I wasn't on the wait-list for very long, and I've had access for a couple weeks now. So go ahead and join the wait-list, if you're interested. Even though it is early and still changing day-to-day, I'm confident this is the future of search. Not that I think Bing will overtake Google in the long run; I'm sure Google's Bard will be comparable in capability and features. But having the search results embedded as links and citations within a useful verbal response is more practical and powerful than I expected. Bing also asks you smart follow-up questions to your original query, which can help you better research a topic or more quickly find the right site for your needs.
There's also a wait-list for access to the GPT-4 API over at OpenAI.
And ChatGPT Plus also gives you access to three versions: more reliable access to the public version of 3.5, a "turbo" version of 3.5, and early beta access to 4. You can switch between them with a simple drop down menu. It's $20US for the plus version, which is worth it to me. It's faster and much more reliable than the public version.
(To be clear: GPT-4 by itself, outside of Bing's integration, does not have search capability. It's just a much more powerful, accurate and flexible version of what you've already experienced with ChatGPT.)
Thanks for the information, Twist!
I somehow feel like people getting antsy about the IP infringement of dAI don't fully appreciate the writing on the wall that the entire public-private distinction may be getting obliterated, and this next generation may grow up assuming that their daily life is completely in the public domain. Worrying about the public claiming ownership over this or that artwork or piece of text seems like it's raging against a few buckets of water out of an entire tsunami that's gonna come crashing down on not just on the culture but on human identity itself.
I don't know though. My most basic feeling is that trying to contain this part of it will be a loosing battle like trying to go to war against meme culture would be a lost cause. I'm not sure how far the implications go. We've maybe been conditioned by decades of scifi to expect the worst, or most extreme (maybe it's the best for some people?).
Well, you're going to have to regulate AI, obviously. That's the obvious next step. I assume something on the level of GDPR/DPA will have to be brought in as an initial sop, where a basic level of transparency as to what the data set is, across what timeframe, an index of everything that's being ingested by these neural networks, and you're going to need the right to ask for it to be deleted if you find your stuff in there. That's how you uphold basic copyrights as well as basic user privacy, as far as my thinking about this for 0.5 seconds goes.
This also means that we need Tim Berners-Lee's Web 3.0 more than the stupidity that is the cryptobronet and NFTs, because you can't enforce privacy without the internet being the sort of medium that enables it to a basic degree, instead of users being commodified by default in the current capitalistic free-for-all that's already hurtled us halfway to an information dystopia.
You could get companies to restrict their models, but people can just make and use models on their own harddrives. I think it'd be like trying to regulate how people use Photoshop and posting memes. It's not something you can police very well. Actually you don't even need the posting part as a bottleneck for regulation. It's one thing when, e.g., ISPs get pressured to crack down on torrented movies by checking IP address on seeds & peers, but it's whole other thing when a person just generates a movie on their own harddrive. I think at the end of the day that's something that can't be policed, and that's where things may be going.
And pushing the online world away from companies to individuals I think just accelerates the expectation that everything online is in the public domain, and that's just pouring gas on the fire. I have the sense that it's inevitable. The question is just what path it takes for that conclusion to sink in to all the different stakeholders. But I don't know & let's see what happens.
Edit: A large language model is too big to house on a harddrive for some time, but I still somehow think that's not going to be the bottleneck for regulation over time.
Last edited by demagogue; 16th Mar 2023 at 19:24.
Very true.
I think AI is an appropriate term for deep learning, but the average person has no idea what deep leaning is, all they know about AI comes from sci-fi.

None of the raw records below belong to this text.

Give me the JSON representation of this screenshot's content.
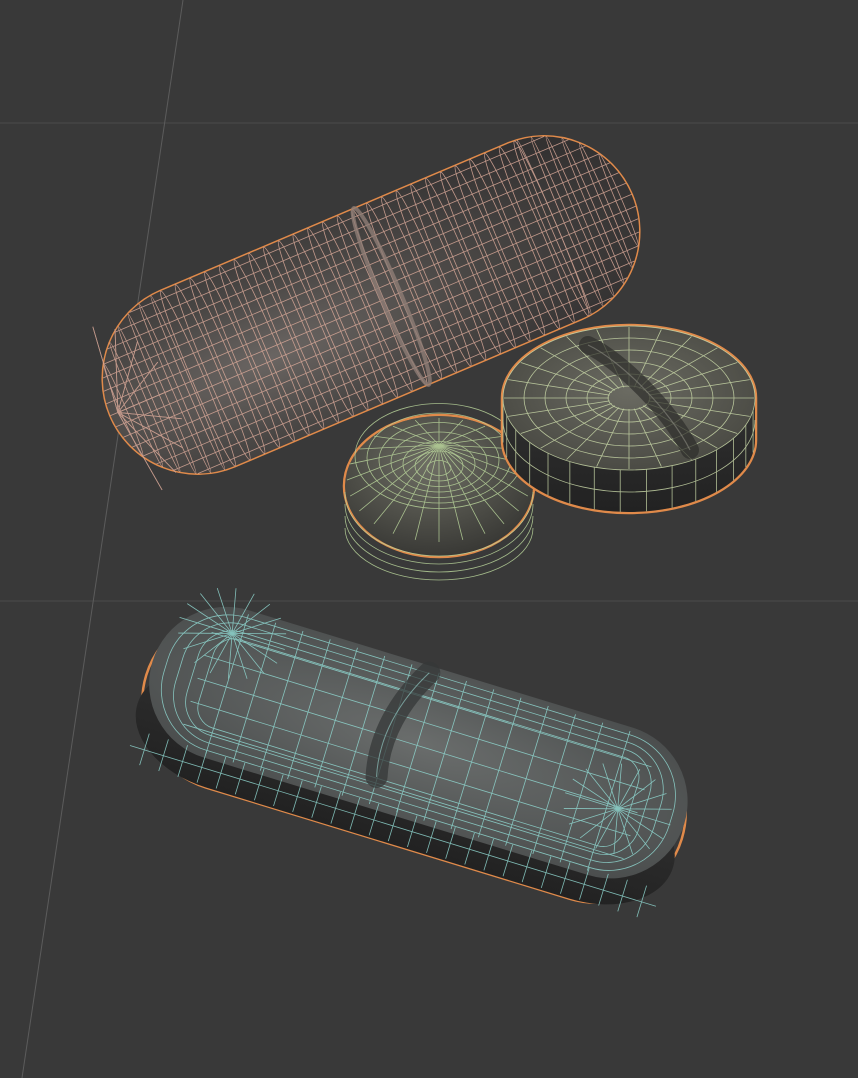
{
  "viewport": {
    "background": "#393939",
    "grid_line_color": "#4a4a4a",
    "axis_line_color": "#5c5c5c"
  },
  "objects": [
    {
      "name": "capsule",
      "wire_color": "#d8a898",
      "outline_color": "#e08a4a",
      "selected": true
    },
    {
      "name": "round-tablet",
      "wire_color": "#b8d39a",
      "outline_color": "#e08a4a",
      "selected": true
    },
    {
      "name": "scored-disc-tablet",
      "wire_color": "#c9d8a8",
      "outline_color": "#e08a4a",
      "selected": true
    },
    {
      "name": "scored-oblong-tablet",
      "wire_color": "#8fd6cf",
      "outline_color": "#e08a4a",
      "selected": true
    }
  ]
}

The same argument was made in the 1990s with the birth of the internet. Recall the catch phrase "information wants to be free" and the rampant piracy. My generation (X) grew out of it.
Our attitudes about sharing and intellectual properly change as we grow up. We start out teaching our kids to share. Younger people naturally want to share because it's part of developing their social skills. Students prefer to attend university in person because of the social life, and take gap years to travel and meet people. Early years in the workforce are often spent changing jobs and building a network. Over time, we become less socially needy, especially when we pair up and start thinking of families and stuff. Another thing that happens over time is that we become more aware of the potential negative consequences of sharing things we probably shouldn't. And more aware of the value of information.
A funny and sad AI generated (mostly) movie short.
80's goth Harry Potter Balenciaga ad (AI of course)
I saw an AI-made episode of the Office & it wasn't bad.